En conflit avec son patron, l’architecte efface des fichiers
C’est une sorte de « maîtrechanteur 2.0 » qui a comparu devant le tribunal correctionnel. Cet homme de l’art dans l’édification est en conflit avec son patron pour une histoire de salaire et de poste hiérarchique au niveau de l’encadrement dans un cabinet d’architecture de Monaco. Comme son boss n’a pas cédé à ses demandes, l’employé s’est vengé. En juin dernier, il a perturbé le système informatique. Il a d’abord effacé deux fichiers sensibles, puis il a reformaté l’ensemble des ordinateurs. À l’issue du dépôt de plainte, l’enquête fait vite référence à la vidéosurveillance. On voit le prévenu rentrer dans les locaux un dimanche soir, vers 20 h 30, quand le personnel est habituellement absent…
« Je travaillais en confiance »
Quand la menace vient de l’intérieur, voire de l’employé lui-même, les forteresses informatiques, peuplées de pare-feu, d’anti-virus et autre anti-malware ne sont plus de véritables murs infranchissables. Les protections du système d’information sont à la merci de l’agresseur.
Dès lors, le président Jérôme Fougeras Lavergnolle analyse rapidement la situation par la question primordiale posée à cet architecte résidant à Beausoleil : « Cherchiezvous à nuire ? »
Le prévenu reconnaît uniquement la manipulation sur son ordinateur de bureau, « où j’ai dû réinstaller deux fois le système. Pour parvenir à ce que l’on me reproche, il faut avoir les compétences requises. Donc un autre niveau en informatique… »
Le plaignant n’accorde aucun crédit à de telles affirmations. «Cet homme a effacé des projets en cours. J’étais en discussion d’une proposition d’augmentation. Je travaillais en confiance… »
« C’est une vengeance dans le but de nuire »
Plus virulent, Me Christophe Ballerio met en exergue « une sensation de trahison après dix-huit ans de vie professionnelle. L’employé procède à l’altération du système. Puis à la suppression de fichiers et données, avec une incidence pour entraver le fonctionnement de l’entreprise. C’est une vengeance dans le but de nuire. Pour le préjudice moral nous demandons l’euro symbolique. En revanche, sur le plan financier, les dommages sont importants : 4 200 euros. »
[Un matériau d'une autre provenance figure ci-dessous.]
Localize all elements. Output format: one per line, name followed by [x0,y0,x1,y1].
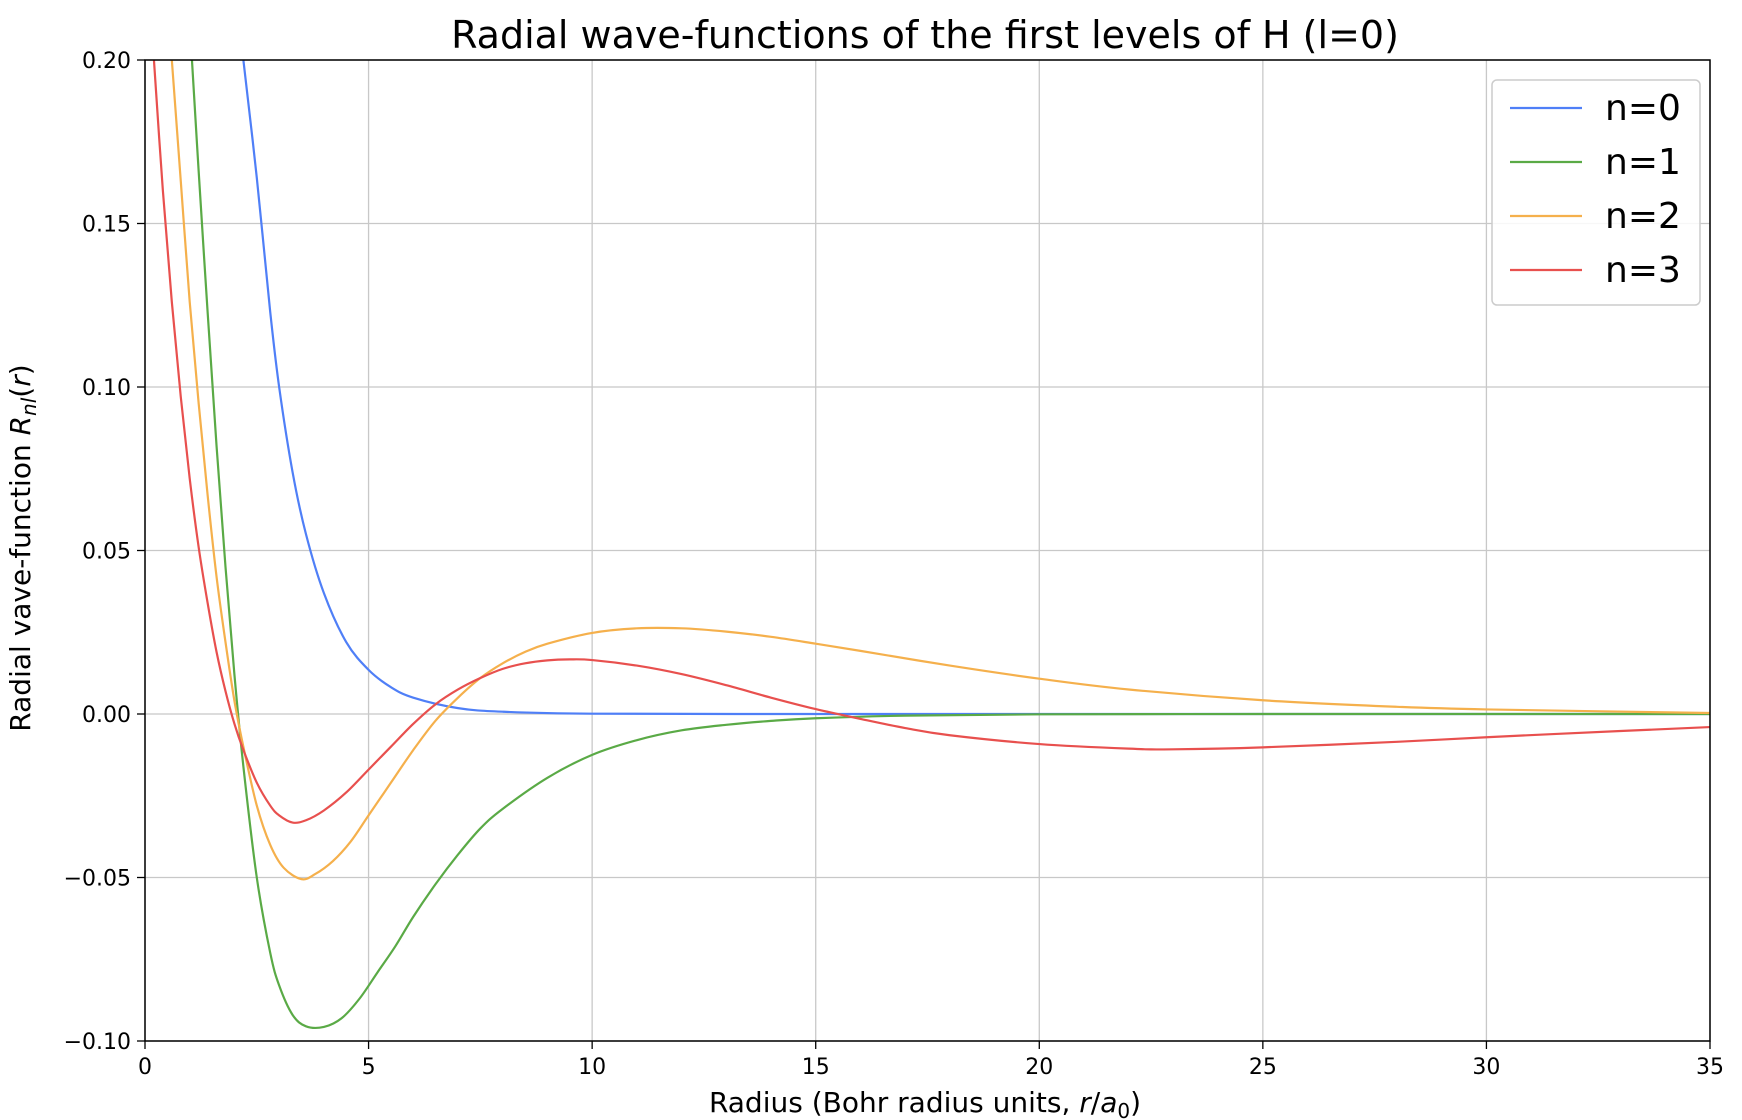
legend-label: n=0 [1605,88,1681,129]
grid [144,59,1711,1042]
series-line-n-3 [152,60,1710,824]
y-tick-label: 0.05 [82,540,131,565]
y-tick-label: 0.00 [82,703,131,728]
x-axis-title: Radius (Bohr radius units, r/a0) [709,1086,1141,1120]
tick-marks [137,59,1711,1049]
x-tick-label: 20 [1025,1055,1053,1080]
legend-label: n=2 [1605,196,1681,237]
legend-label: n=1 [1605,142,1681,183]
series-line-n-1 [190,60,1710,1029]
x-tick-label: 10 [578,1055,606,1080]
x-tick-label: 5 [362,1055,376,1080]
y-tick-labels: −0.10 −0.05 0.00 0.05 0.10 0.15 0.20 [64,49,131,1055]
y-tick-label: 0.10 [82,376,131,401]
x-tick-labels: 0 5 10 15 20 25 30 35 [138,1055,1724,1080]
legend-label: n=3 [1605,250,1681,291]
x-tick-label: 35 [1696,1055,1724,1080]
series-lines [152,60,1710,1029]
x-tick-label: 0 [138,1055,152,1080]
x-tick-label: 15 [802,1055,830,1080]
y-axis-title: Radial vave-function Rnl(r) [4,364,41,731]
x-tick-label: 25 [1249,1055,1277,1080]
legend-box [1491,79,1701,306]
series-line-n-2 [170,60,1710,881]
y-tick-label: 0.20 [82,49,131,74]
chart-title: Radial wave-functions of the first level… [451,13,1399,57]
y-tick-label: −0.10 [64,1030,131,1055]
y-tick-label: 0.15 [82,213,131,238]
y-tick-label: −0.05 [64,867,131,892]
legend: n=0 n=1 n=2 n=3 [1491,79,1701,306]
x-tick-label: 30 [1472,1055,1500,1080]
Le premier substitut Olivier Zamphiroff ne croit pas au geste enfantin. « Ne vous laissez pas séduire par ce mot. Si ce personnage ne trouve pas son patron assez généreux, il doit aller voir ailleurs. Ce comportement à la fois de juge et partie est inacceptable. Appréciez les conséquences des entraves et altération ! Pensez aux tracasseries ! Historiques, mots de passe, codes… On est dans l’intentionnalité de faire du mal. Entre deux et quatre mois de prison assortis du sursis. » La défense admet le comportement stupide de son client.
« L’informaticien a été un excellent commercial »
« Cette bêtise d’avoir effacé et reformaté deux ordinateurs l’a conduit à son licenciement, admet sans craindre le blâme Me Hervé Campana. Il faut s’interroger sur les problèmes de pièces transmises par la partie civile à la veille de l’audience. Ne trouvez-vous pas étranges ces témoignages de l’épouse du patron et d’une salariée ? Restons dans le dossier pénal. Si quelque chose a disparu, rien n’a paralysé le système informatique. Cet homme a même noté les nouveaux mots de passe afin de les porter à la connaissance du personnel. On évite d’agir de la sorte quand on veut faire mal. Je sollicite la relaxe. Enfin, l’informaticien a été un excellent commercial : 4 000 euros pour changer deux ordinateurs… »
Après en avoir délibéré, le tribunal a requalifié les faits en délit d’entrave avec une peine de 2000 euros d’amende. Il a attribué à la partie civile 1 euro pour le préjudice moral et 4 000 euros pour les pertes financières.